US Treasury Secretary Janet Yellen’s computer was breached, with unclassified files accessed as part of a broader cyberattack on the department attributed to Chinese state-sponsored hackers, according to two individuals familiar with the situation.
The attackers also infiltrated the computers of two of Yellen’s deputies, Deputy Secretary Wally Adeyemo and Acting Under Secretary Brad Smith, said the sources, who requested anonymity due to the sensitive nature of the information. According to one of the sources, fewer than 50 files were accessed on Yellen’s device.
The hackers appeared to concentrate on the Treasury’s functions related to sanctions, intelligence, and international affairs. However, they did not gain access to the department’s email or classified systems, according to a Treasury report previously reviewed by Bloomberg News.
In addition to breaching the computers of top Treasury officials, the hackers infiltrated more than 400 laptop and desktop devices. They obtained usernames, passwords, and over 3,000 files stored on unclassified personal devices, the report reveals.
The intruders also accessed “law enforcement sensitive” information and materials related to investigations by the Committee on Foreign Investment in the U.S., which evaluates the national security risks of certain foreign investments, according to the Treasury report.

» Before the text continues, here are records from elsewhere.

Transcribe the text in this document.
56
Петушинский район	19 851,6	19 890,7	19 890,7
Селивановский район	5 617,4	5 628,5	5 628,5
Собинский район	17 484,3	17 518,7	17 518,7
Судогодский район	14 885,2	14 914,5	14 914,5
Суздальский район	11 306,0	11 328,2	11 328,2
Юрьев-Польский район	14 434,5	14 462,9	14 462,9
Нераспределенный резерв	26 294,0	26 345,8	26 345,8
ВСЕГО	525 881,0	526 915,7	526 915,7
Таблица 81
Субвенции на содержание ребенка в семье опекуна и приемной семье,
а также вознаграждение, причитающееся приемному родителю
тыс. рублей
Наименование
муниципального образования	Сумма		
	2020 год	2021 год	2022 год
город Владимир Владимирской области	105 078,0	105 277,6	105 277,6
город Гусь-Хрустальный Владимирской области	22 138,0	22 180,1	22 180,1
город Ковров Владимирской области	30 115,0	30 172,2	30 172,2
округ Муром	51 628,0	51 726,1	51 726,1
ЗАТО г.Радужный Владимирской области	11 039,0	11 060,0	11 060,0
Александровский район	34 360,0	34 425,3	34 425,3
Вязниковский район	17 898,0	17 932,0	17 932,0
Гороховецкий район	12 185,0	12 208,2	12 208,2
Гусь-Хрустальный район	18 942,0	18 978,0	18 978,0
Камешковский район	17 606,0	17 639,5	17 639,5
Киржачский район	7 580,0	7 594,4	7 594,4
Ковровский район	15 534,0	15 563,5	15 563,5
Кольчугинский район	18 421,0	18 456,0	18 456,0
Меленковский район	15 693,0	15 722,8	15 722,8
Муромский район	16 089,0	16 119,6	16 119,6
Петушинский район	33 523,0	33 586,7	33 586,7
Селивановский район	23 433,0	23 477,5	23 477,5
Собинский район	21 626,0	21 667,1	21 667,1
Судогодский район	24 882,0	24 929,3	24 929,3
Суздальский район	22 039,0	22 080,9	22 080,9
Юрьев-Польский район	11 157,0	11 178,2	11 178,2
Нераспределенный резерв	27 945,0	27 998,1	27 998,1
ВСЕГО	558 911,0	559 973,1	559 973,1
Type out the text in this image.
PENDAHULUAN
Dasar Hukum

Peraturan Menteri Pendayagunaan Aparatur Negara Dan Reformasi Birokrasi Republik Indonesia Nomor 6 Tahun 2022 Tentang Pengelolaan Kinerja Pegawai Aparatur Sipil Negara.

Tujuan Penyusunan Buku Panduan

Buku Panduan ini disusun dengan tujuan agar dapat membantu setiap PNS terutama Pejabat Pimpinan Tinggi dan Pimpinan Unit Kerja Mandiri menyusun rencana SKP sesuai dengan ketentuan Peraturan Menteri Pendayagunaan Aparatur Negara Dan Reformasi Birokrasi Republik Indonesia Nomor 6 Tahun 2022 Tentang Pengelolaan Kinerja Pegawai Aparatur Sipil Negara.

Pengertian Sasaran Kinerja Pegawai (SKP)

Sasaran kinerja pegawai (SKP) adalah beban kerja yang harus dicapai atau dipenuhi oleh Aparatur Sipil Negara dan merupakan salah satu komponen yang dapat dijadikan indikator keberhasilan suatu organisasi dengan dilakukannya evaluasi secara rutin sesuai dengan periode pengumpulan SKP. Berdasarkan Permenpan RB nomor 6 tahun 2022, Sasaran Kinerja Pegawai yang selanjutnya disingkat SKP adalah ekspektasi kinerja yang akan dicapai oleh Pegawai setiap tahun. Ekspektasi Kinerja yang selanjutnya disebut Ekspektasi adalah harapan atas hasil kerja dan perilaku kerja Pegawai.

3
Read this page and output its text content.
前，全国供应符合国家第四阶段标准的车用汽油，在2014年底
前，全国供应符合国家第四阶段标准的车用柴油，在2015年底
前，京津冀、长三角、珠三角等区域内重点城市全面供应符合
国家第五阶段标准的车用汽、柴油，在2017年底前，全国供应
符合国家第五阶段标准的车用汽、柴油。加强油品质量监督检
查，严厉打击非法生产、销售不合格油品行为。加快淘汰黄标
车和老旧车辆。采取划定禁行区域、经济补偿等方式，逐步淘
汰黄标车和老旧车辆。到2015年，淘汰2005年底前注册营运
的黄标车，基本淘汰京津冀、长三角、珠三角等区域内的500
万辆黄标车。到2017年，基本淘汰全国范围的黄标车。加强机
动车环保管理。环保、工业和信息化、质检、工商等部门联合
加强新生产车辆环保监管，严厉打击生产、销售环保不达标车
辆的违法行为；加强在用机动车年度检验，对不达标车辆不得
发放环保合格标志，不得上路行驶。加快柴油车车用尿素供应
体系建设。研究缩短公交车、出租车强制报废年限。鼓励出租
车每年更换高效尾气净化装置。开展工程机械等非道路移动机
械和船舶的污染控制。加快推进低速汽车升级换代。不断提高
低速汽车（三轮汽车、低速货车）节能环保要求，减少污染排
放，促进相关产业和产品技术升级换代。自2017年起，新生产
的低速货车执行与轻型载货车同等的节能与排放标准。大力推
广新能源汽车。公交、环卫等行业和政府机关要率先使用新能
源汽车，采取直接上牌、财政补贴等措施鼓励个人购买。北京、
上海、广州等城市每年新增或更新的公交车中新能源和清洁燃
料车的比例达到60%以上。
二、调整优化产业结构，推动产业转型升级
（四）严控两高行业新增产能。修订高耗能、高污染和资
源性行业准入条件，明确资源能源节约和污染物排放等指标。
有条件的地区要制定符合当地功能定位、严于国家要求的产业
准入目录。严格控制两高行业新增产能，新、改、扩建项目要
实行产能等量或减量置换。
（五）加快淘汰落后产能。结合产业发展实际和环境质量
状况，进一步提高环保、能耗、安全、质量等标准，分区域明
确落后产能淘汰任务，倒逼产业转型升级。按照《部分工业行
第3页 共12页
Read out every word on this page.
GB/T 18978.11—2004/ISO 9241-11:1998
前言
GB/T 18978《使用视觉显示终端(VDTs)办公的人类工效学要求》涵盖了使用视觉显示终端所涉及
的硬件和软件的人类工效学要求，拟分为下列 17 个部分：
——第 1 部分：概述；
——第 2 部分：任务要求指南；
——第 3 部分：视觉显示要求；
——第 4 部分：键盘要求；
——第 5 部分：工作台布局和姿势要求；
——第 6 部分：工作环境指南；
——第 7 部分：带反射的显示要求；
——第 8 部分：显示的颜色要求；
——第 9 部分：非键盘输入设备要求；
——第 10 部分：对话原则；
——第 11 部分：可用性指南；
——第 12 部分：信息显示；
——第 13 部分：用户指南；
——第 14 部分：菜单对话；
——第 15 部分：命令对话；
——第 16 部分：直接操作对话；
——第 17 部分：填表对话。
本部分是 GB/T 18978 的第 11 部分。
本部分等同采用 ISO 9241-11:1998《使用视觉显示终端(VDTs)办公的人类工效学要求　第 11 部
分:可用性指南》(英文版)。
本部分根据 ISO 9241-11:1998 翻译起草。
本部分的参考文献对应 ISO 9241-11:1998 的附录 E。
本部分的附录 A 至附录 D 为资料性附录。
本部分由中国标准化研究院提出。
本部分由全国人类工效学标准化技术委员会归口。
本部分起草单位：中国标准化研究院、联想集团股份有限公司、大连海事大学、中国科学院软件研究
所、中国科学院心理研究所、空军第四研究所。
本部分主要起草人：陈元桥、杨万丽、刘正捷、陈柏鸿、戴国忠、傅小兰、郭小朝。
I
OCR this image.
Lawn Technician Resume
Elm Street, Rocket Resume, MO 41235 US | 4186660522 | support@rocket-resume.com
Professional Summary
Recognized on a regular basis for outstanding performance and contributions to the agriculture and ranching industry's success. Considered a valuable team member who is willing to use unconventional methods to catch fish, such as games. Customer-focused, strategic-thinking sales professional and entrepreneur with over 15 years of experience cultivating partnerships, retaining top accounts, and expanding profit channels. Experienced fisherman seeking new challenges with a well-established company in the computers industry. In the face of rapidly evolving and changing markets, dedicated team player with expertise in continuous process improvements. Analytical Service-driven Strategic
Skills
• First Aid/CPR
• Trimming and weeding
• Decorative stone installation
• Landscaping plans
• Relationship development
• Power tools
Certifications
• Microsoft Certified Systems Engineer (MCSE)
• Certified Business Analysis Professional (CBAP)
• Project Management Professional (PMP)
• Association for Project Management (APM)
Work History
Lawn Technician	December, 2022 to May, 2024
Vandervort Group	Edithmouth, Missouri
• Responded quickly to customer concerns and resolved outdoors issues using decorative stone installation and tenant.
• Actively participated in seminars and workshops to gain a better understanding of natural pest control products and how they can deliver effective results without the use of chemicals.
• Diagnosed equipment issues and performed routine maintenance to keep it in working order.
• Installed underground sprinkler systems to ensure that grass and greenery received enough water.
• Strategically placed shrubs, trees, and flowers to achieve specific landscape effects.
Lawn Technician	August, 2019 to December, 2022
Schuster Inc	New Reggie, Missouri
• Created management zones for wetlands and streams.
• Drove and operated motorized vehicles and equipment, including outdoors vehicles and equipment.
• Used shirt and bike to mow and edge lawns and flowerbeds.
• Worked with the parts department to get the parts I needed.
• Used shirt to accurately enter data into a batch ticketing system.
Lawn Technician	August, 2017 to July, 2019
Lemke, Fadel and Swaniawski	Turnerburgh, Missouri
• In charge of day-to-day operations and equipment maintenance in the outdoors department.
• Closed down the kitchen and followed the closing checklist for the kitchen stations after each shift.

BeyondTrust Corp., a software contractor, notified the Treasury on December 8 that hackers had exploited its networks to compromise the department. Treasury then sought assistance from the Cybersecurity and Infrastructure Security Agency, the FBI, and other intelligence agencies.
Investigators attributed the breach to a Chinese state-sponsored group known in cybersecurity circles as Silk Typhoon or UNC5221.
Chinese officials have consistently denied U.S. accusations of state-sponsored hacking. Last month, a spokesperson for China’s foreign ministry dismissed claims that the government was responsible for the Treasury breach as “unwarranted and groundless.”
“China has always opposed all forms of hacker attacks,” Mao Ning, a spokesperson for China’s foreign ministry, said at the time.
In 2023, China was also accused of breaching the email accounts of key U.S. government officials, including Commerce Secretary Gina Raimondo and U.S. Ambassador to China Nicholas Burns, as reported by The Wall Street Journal.